Saisie, la Cour de cassation a, au contraire, jugé dans un arrêt récent (daté du 27 octobre 2017) que cette absence de négligence n’avait pas été suffisamment établie. Elle a cassé le jugement qui ordonnait le remboursement des paiements frauduleux par la banque. Pour motiver sa décision, elle précise "que le courrier électronique de phishing comportait de nombreux éléments d’alerte (aucun nom de destinataire ni d’expéditeur, un numéro de facture erroné, la mention d’un impayé ou d’un rejet alors que le compte de madame X. était créditeur)". Autrement dit, le courriel était un faux grossier qui aurait dû éveiller la vigilance du client.

Pour la Cour de cassation, il y a eu "négligence grave"

En outre, la Cour reproche au juge de proximité de ne pas avoir tiré les conséquences de ses propres constatations. "Mme X. avait communiqué à un tiers des données confidentielles relatives à sa carte bancaire, sans lesquelles l’opération litigieuse n’aurait pu être exécutée, ce qui caractérisait une méconnaissance de son obligation de préserver la sécurité de ses dispositifs de sécurité personnalisées" argumente l'arrêt de la Cour de cassation.

Selon ce document, la fraude effectuée fait "tout le moins présumer le défaut de garde des données confidentielles d’instrument de paiement et la négligence grave de son utilisateur dans la préservation de la confidentialité de ses données personnelles". 

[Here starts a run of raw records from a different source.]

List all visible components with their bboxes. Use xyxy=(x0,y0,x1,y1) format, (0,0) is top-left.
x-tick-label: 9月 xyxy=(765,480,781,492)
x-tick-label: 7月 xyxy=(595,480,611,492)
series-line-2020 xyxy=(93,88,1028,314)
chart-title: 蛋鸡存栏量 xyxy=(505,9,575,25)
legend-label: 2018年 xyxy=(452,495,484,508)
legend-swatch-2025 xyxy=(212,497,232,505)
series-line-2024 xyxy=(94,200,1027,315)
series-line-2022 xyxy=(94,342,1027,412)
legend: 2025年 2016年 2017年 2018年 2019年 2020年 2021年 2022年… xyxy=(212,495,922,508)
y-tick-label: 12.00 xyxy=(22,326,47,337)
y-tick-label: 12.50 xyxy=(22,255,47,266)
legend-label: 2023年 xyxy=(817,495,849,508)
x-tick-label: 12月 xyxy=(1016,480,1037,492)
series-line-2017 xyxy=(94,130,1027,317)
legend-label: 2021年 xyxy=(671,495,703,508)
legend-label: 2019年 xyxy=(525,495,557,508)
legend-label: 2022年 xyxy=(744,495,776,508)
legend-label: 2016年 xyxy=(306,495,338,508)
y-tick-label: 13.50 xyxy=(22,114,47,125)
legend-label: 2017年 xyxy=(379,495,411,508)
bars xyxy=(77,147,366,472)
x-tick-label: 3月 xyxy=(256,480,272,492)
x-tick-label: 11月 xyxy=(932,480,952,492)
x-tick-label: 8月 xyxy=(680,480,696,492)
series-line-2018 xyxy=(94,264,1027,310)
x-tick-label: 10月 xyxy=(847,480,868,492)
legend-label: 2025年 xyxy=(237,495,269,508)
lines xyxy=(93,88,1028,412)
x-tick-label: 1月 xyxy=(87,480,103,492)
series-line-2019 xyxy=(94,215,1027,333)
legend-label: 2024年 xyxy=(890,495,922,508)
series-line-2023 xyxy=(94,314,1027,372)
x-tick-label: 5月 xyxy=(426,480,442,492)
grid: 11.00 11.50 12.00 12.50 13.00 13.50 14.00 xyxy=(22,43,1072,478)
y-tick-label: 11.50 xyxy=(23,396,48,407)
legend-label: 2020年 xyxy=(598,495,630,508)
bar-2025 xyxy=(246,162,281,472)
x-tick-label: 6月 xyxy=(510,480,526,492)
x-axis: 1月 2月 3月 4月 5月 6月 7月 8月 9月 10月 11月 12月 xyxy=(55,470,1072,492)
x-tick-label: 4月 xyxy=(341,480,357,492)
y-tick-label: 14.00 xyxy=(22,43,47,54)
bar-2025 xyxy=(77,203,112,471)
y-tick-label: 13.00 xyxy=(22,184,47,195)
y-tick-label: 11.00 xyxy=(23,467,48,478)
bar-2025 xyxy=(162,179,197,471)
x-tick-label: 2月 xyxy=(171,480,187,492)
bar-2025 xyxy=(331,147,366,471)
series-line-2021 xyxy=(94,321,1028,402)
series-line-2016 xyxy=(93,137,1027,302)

Commentant cette décision, UFC-Que Choisir rappelle que, pour être exemptée de l'obligation de rembourser un client en cas de paiement en ligne frauduleux, la banque doit prouver la négligence du consommateur. "L’aveu d’envoi de données personnelles mais aussi le caractère grossier du courrier électronique apportent cette preuve, ce pourquoi cet arrêt ne devrait pas créer un revirement de jurisprudence" selon l'association de consommateurs.